The EU has proposed giving the European Banking Authority, the bloc’s supervisory body for financial services, a powerful new mandate to monitor what firms are doing to tackle money laundering. 

These powers include asking national regulators to investigate potential material breaches and to impose sanctions where necessary. If regulators fail to act, the EBA can override them and tackle individual banks for their failings directly.  

Other, more general, measures include enhancing the quality of supervision through common standards, periodic reviews of national supervisory authorities and risk-assessments, as well as improving information collecting and data sharing between regulators, using the EBA as a “data hub.” The Commission also wants better cooperation with non-EU countries on cross-border cases and to establish a new permanent committee that brings national regulators together.

The proposals, which must be agreed by member states and the European parliament, would be fast-tracked by amending existing legislation.

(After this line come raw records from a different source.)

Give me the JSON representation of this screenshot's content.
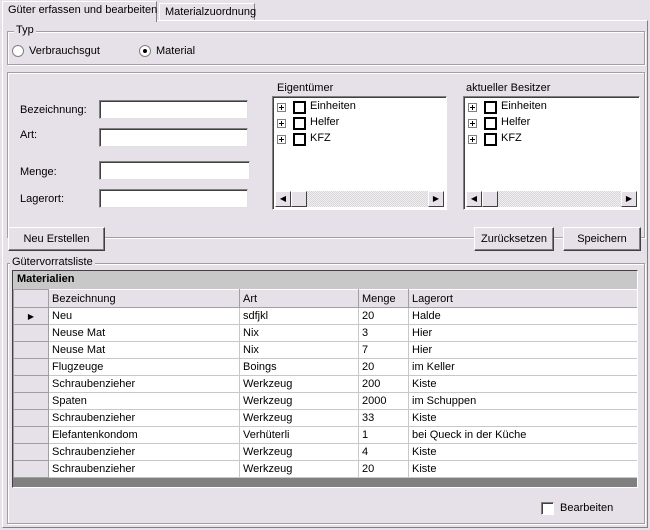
{
  "tabs": [
    {
      "label": "Güter erfassen und bearbeiten",
      "active": true
    },
    {
      "label": "Materialzuordnung",
      "active": false
    }
  ],
  "typ": {
    "legend": "Typ",
    "options": [
      {
        "label": "Verbrauchsgut",
        "checked": false
      },
      {
        "label": "Material",
        "checked": true
      }
    ]
  },
  "form": {
    "fields": [
      {
        "label": "Bezeichnung:",
        "value": ""
      },
      {
        "label": "Art:",
        "value": ""
      },
      {
        "label": "Menge:",
        "value": ""
      },
      {
        "label": "Lagerort:",
        "value": ""
      }
    ]
  },
  "eigentuemer": {
    "label": "Eigentümer",
    "items": [
      "Einheiten",
      "Helfer",
      "KFZ"
    ]
  },
  "besitzer": {
    "label": "aktueller Besitzer",
    "items": [
      "Einheiten",
      "Helfer",
      "KFZ"
    ]
  },
  "buttons": {
    "neu": "Neu Erstellen",
    "reset": "Zurücksetzen",
    "save": "Speichern"
  },
  "liste": {
    "legend": "Gütervorratsliste",
    "caption": "Materialien",
    "columns": [
      "Bezeichnung",
      "Art",
      "Menge",
      "Lagerort"
    ],
    "current_row_marker": "▶",
    "rows": [
      [
        "Neu",
        "sdfjkl",
        "20",
        "Halde"
      ],
      [
        "Neuse Mat",
        "Nix",
        "3",
        "Hier"
      ],
      [
        "Neuse Mat",
        "Nix",
        "7",
        "Hier"
      ],
      [
        "Flugzeuge",
        "Boings",
        "20",
        "im Keller"
      ],
      [
        "Schraubenzieher",
        "Werkzeug",
        "200",
        "Kiste"
      ],
      [
        "Spaten",
        "Werkzeug",
        "2000",
        "im Schuppen"
      ],
      [
        "Schraubenzieher",
        "Werkzeug",
        "33",
        "Kiste"
      ],
      [
        "Elefantenkondom",
        "Verhüterli",
        "1",
        "bei Queck in der Küche"
      ],
      [
        "Schraubenzieher",
        "Werkzeug",
        "4",
        "Kiste"
      ],
      [
        "Schraubenzieher",
        "Werkzeug",
        "20",
        "Kiste"
      ]
    ]
  },
  "bearbeiten": {
    "label": "Bearbeiten",
    "checked": false
  },
  "scroll": {
    "left_arrow": "◀",
    "right_arrow": "▶"
  }
}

What the EU has done to curb money laundering

The EU has taken the threat of money laundering seriously over the past few years: the fourth Anti-Money Laundering Directive came into force in June 2017, and the fifth version of the rules must be embedded in all EU member states by January 2020.
Both directives are designed to strengthen the EU’s regulatory framework, as well as promote and improve cooperation between anti-money laundering and prudential supervisors. 
Yet recent cases such as ING and Danske Bank suggest that the EU is still as big a haven for dirty money as it ever was, and that the directives are only as useful as member states are prepared to enforce them, regulators are prepared to cooperate and share information,  and banks are willing to follow the rules.
In May, the European Commission set up a working group bringing together the European Supervisory Authorities, the European Central Bank, and the chair of the Anti-Money Laundering Committee, to reflect on possible actions to ensure seamless cooperation between anti-money laundering and prudential supervisors in the European Union.
Indeed, money laundering has loomed large as a key issue for the EU to tackle in recent, high-level correspondence. The Franco-German Meseberg declaration and roadmap issued on 19 June 2018 by the French and German leaders to reinvigorate greater EU cooperation highlights money laundering as a concern, as does a letter sent by Mario Centeno, president of the Eurogroup (the EU’s committee of ministers aimed at discussing issues pertinent to the single currency) to the President of the European Council Donald Tusk on 25 June 2018.

In his State of the Union address on 12 September, Commission President Jean-Claude Juncker said: “Europeans expect a Union that protects them. Today, we propose measures to allow us to fight money laundering more effectively across borders.” 

Europe likes to think it has the strongest rules in the world to prevent money laundering: the EU’s fourth and fifth Anti-Money Laundering Directives have both come into force in the past two years. 

Despite these efforts, however, the Commission accepts that the rules “are not always supervised and enforced with the same high standards everywhere across the EU” and that “the system is as strong as its weakest link.” 

Recent cases have urged a rethink about how closely EU banks need to be monitored, especially in light of the collapse of ABLV Bank in Latvia and the freezing of assets at Pilatus Bank in Malta following allegations of sanctions busting by its Iranian owner. 

Investigations such as the Panama Papers and the Global Laundromat series, which revealed the movement of $21 billion in dirty funds from Russia, also underline how poor supervision by member states and a lack of cross-border cooperation between law enforcement agencies is allowing money to flow from countries with high levels of corruption into Europe.

And last week’s €775 million (U.S. $905 million) settlement by Dutch Bank ING for money laundering offences, coupled with reports that Danske Bank allowed up to $150 billion in dirty moneyto flow through its Estonian operations, have also done little to help Europe’s reputation as being a “world leader.”

In a memo, the Commission lays the blame for anti-money laundering failings on three factors: delayed and insufficient supervisory actions to tackle weaknesses in financial institutions' anti-money laundering risk management; a lack of coordination and information sharing between national supervisors and regulators; and a lack of cooperation with countries outside of the EU to tackle the problem globally. 

The situation has led Commission Vice President Valdis Dombrovskis to concede that “anti-money laundering supervision has failed all too often in the EU.”